«Chalatenango, tierra bendecida, nidito tibio del jardín de Cuscatlán». Tierra de grandes contrastes. Muro de agua y arena, según su etimología.
Durante el conflicto armado, Chalatenango fue escenario de poblaciones masacradas y ríos con cadáveres flotando, pero ahora tiene a 25 de sus 33 municipios considerados entre los más pacíficos en el país por la casi ausencia de delitos. Hay montañas donde el clima es envidiable, pero también llanuras con calor sofocante que una vez fueron productoras de añil. En la misma cabecera departamental se puede sudar a chorros en el día y tener que envolverse bien en la noche por lo fresco.
Este departamento de 131.8 kilómetros cuadrados es como un pequeño El Salvador en 21,041 kilómetros cuadrados. Cadenas montañosas, volcánicas y cortas planicies. Habitantes de piel morena y clara, altos y bajos; los que comen pupusas con curtido y salsa de tomate y los que prefieren la salsa negra. Buenos y malos. Los que dicen San Miguel y los que se han acostumbrado a /jan miguel/; los que en la costa piden un buen plato de mariscos y los que prefieren una hamburguesa con papas fritas; los conductores amables y los que llevan pitadera; los del Barcelona y del Real Madrid… La lista es larguísima, casi como la cantidad de habitantes en el Pulgarcito, pues cada cabeza es un mundo, y todos los mundos son diferentes.
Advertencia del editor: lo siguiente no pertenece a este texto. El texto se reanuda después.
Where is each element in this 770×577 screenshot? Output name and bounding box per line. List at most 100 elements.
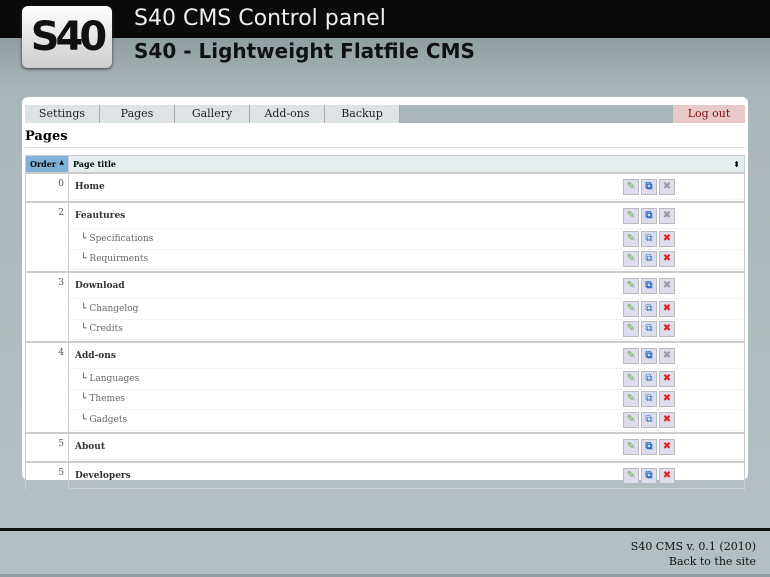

En el día a día, los contrastes se confrontan, forzándonos a conciliar si no queremos repetir los resultados de la crispación que en décadas anteriores fueron generados por la intolerancia, el irrespeto, las acusaciones, el rencor… Guerras, homicidios, accidentes, robos, disputas, lesiones, discusiones, gritos, puñetazos y malas miradas tienen en algún momento su origen en la intolerancia. Los periodistas hemos escrito sobre innumerables sucesos lamentables o trágicos que tuvieron como chispa la intolerancia, aunque también los hay por otras causas. Cuántos pudieron haberse evitado si hubiera habido tolerancia, comprensión, entendimiento, palabras de paz, perdón y todas las virtudes que nos puedan llevar a ser génesis de una mejor sociedad en la que el claxon de un carro particular o un furgón no saque lo peor del conductor vecino, donde podamos detener el vehículo porque alguien pasará la calle cargando las verduras que lleva a vender en su colonia, donde una vida no sea arrebatada por los celos enfermizos surgidos de un «no más a esta relación», donde un perro llegue a salvo al otro lado y donde las señales de tránsito no tengan agujeros de bala hechos por algún temerario.
En países de similar extensión, pero con muchos millones más de habitantes han sabido conciliar sus diferencias, y lo han logrado llegando al convencimiento de que puede y debe haber unidad en la diversidad. Los contrastes sociales, políticos, económicos, religiosos u otros deberían enriquecernos, pues se puede aprender de todos, sean hormigas o elefantes, de tierra alta o baja, de blanco o negro, del cristiano o del ateo.
Una sociedad más tolerante sin duda se desarrollará mucho mejor, a pesar de todos sus contrastes.